A Lecce sino agli anni Ottanta girava per piazze lu Ronzu te li nieddhri, così detto perché teneva per ogni dito un anello ed era orgoglioso di mostrarli alla gente. Un personaggio pittoresco, simpatico, sovrano di una certa bellezza, di eleganza e di spirito, signore di Lecce, maestro di retorica, infaticabile organizzatore di tutti gli scherzi, di tutte le burle, di tutte le beffe.
Talvolta, avanzava, verso e per la gente, vestito di scuro, con scarpe nere e la paglietta. Avanzava con le mani per aria, compiacendosi dello sguardo attonito dei passanti. Respirava a pieni polmoni e si gonfiava di superbia. Chi è? Che vuole? si chiedevano le persone. Lui guardava e sorrideva, non si componeva mai di qualche atteggiamento irriguardoso; metallico com’era respingeva con eleganza le manifestazioni di scherno. Lui camminava con i suoi anelli per venderli, meravigliando la gente del posto. Era il centro mediano della piazza, stupiva con il suo passo felpato e principesco. Accorrevano da tutti gli angoli della piazza per conoscerlo, e lui dispensava sorrisi e moine.

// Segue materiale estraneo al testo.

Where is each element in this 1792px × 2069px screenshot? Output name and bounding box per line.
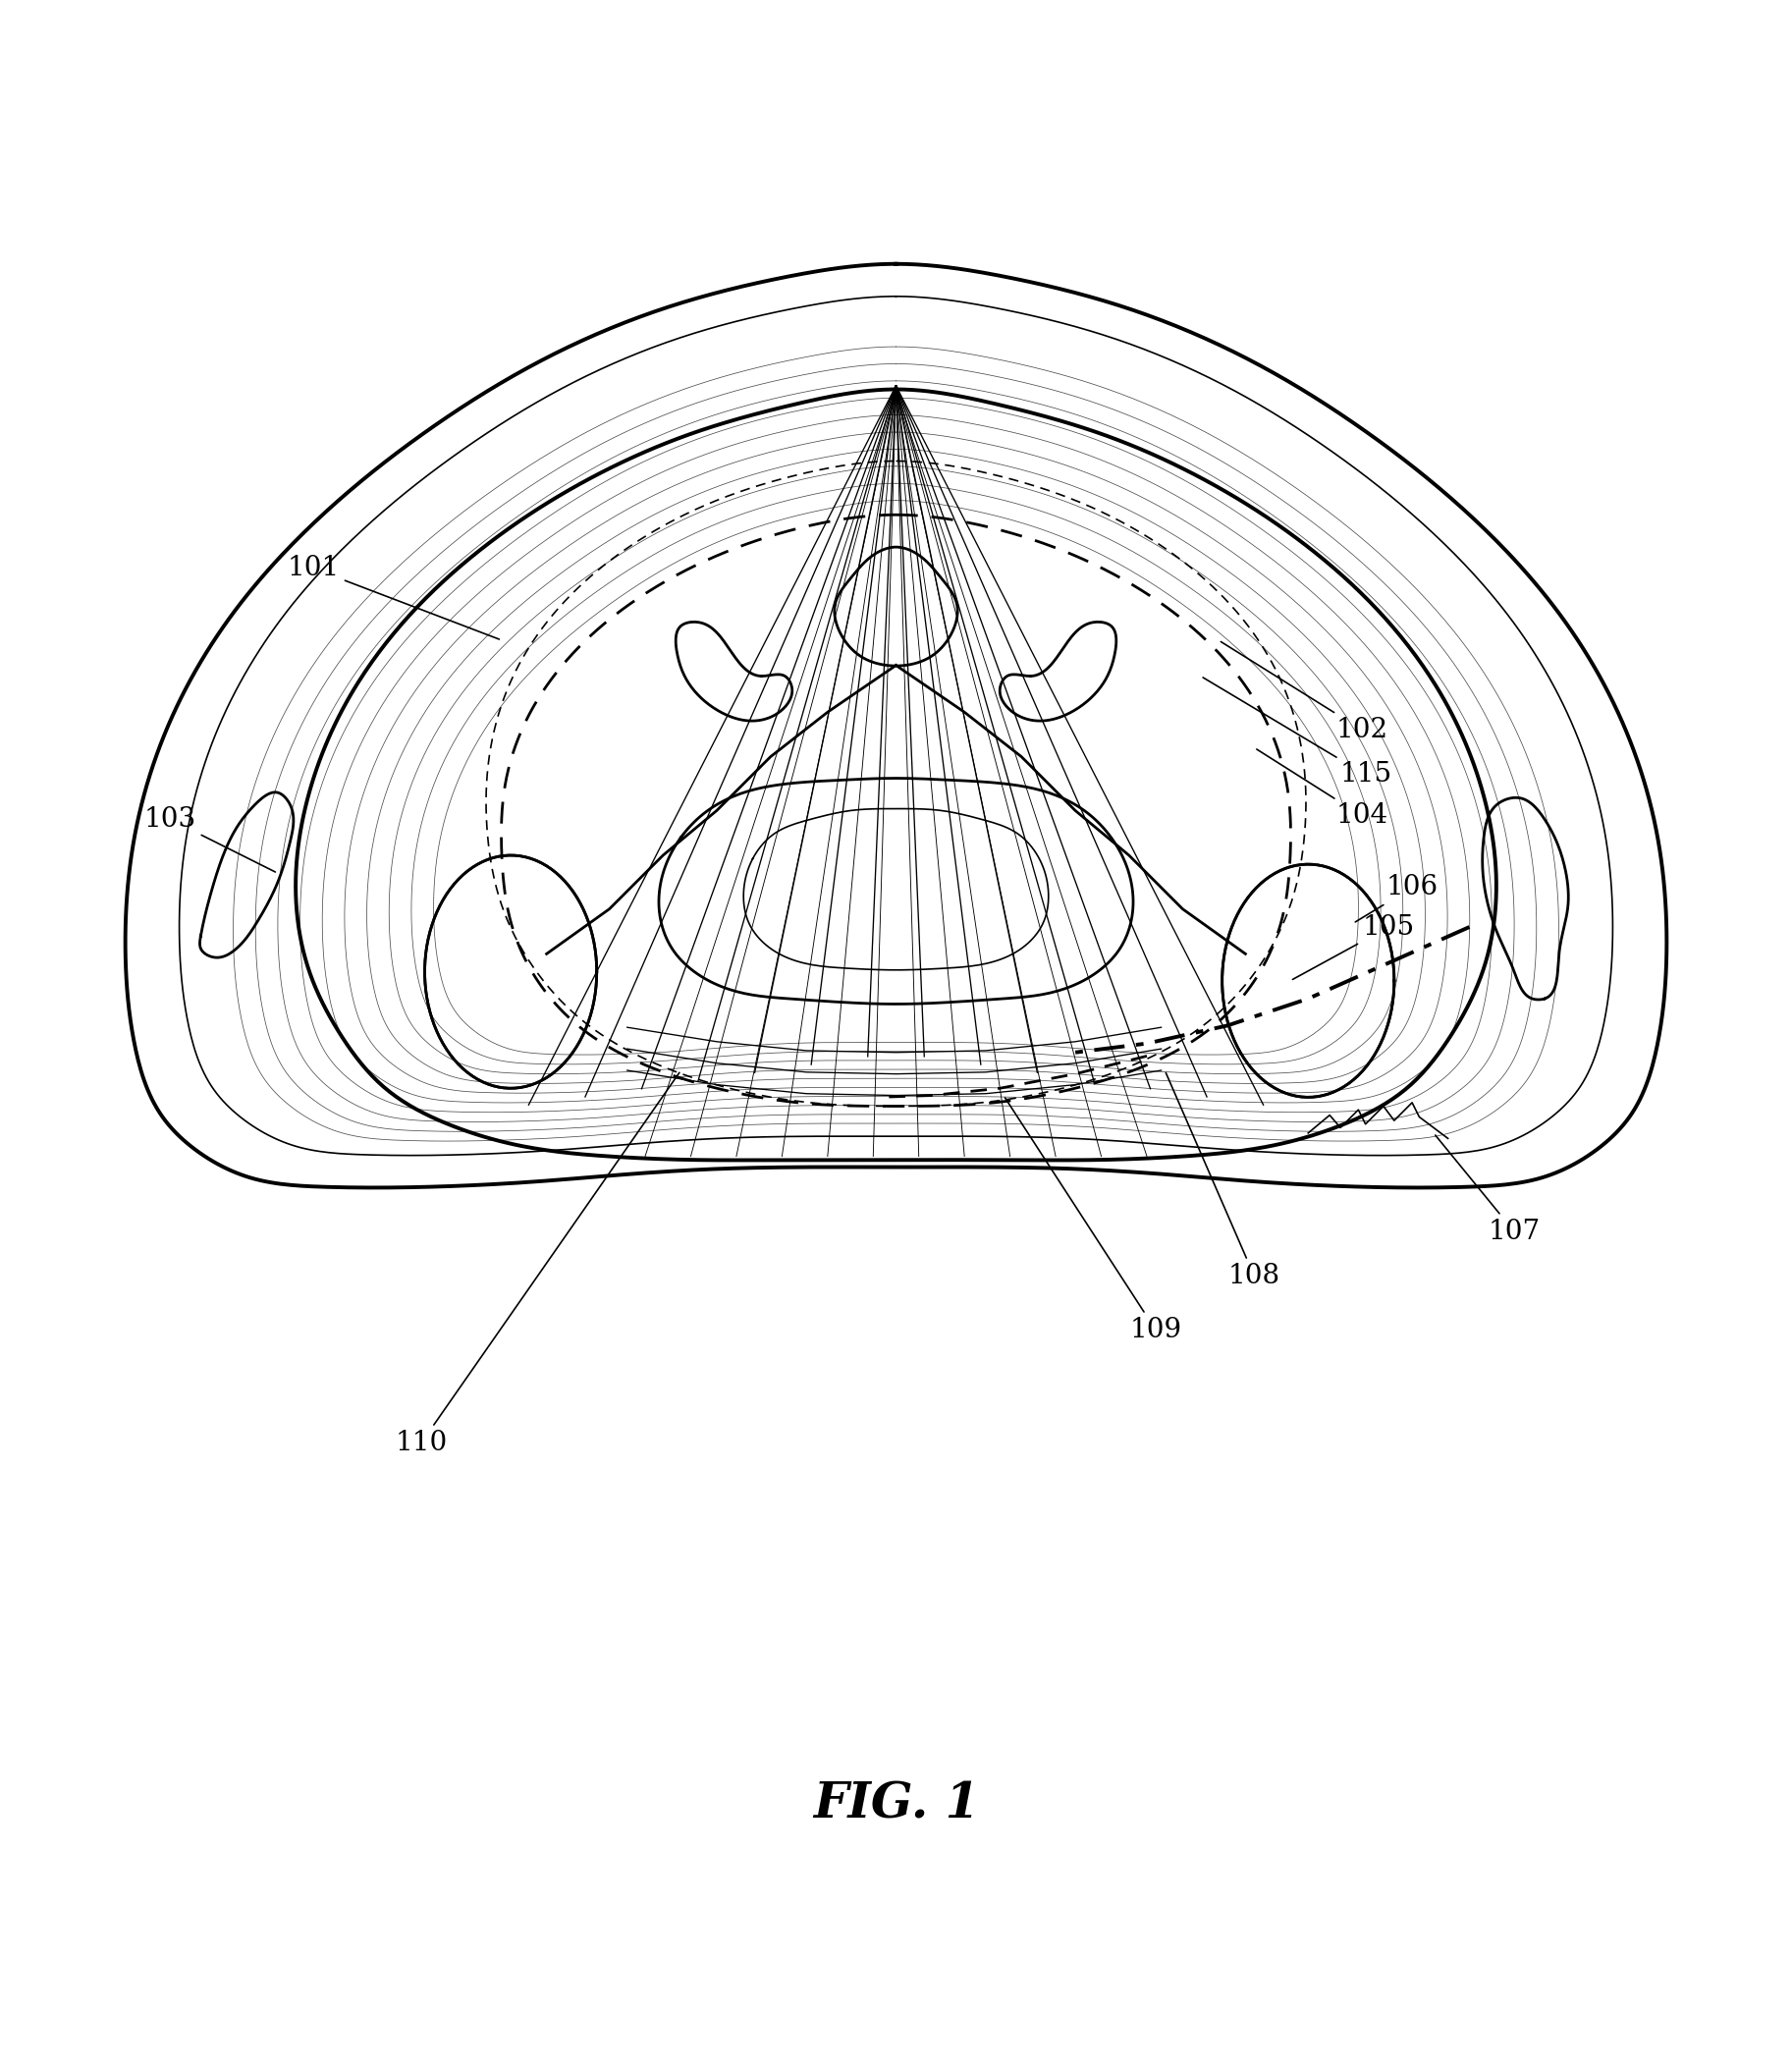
Polygon shape [1482,799,1568,999]
Text: 104: 104 [1256,749,1389,830]
Polygon shape [744,809,1048,970]
Text: 101: 101 [287,554,500,639]
Text: FIG. 1: FIG. 1 [814,1781,978,1829]
Text: 102: 102 [1220,641,1389,743]
Text: 103: 103 [143,807,276,871]
Text: 110: 110 [394,1072,679,1457]
Polygon shape [201,792,294,958]
Polygon shape [659,778,1133,1003]
Polygon shape [835,546,957,666]
Text: 106: 106 [1355,875,1439,923]
Text: 105: 105 [1292,914,1416,979]
Text: 107: 107 [1435,1136,1541,1246]
Polygon shape [1000,623,1116,720]
Text: 115: 115 [1202,677,1392,788]
Polygon shape [676,623,792,720]
Polygon shape [1222,865,1394,1097]
Text: 108: 108 [1167,1074,1281,1289]
Polygon shape [425,854,597,1088]
Text: 109: 109 [1005,1099,1183,1343]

Il suo personaggio ha dato adito alla speculazione di affibbiarlo a un individuo fessacchiotto e bonaccione. Ciò accade per presunzione, per negligenza intellettuale, là dove non si sa riconoscere il grano dalla crusca. Lu Ronzu era il mondo vestito di colori, di luce e di spensieratezza. Era il mondo al contrario.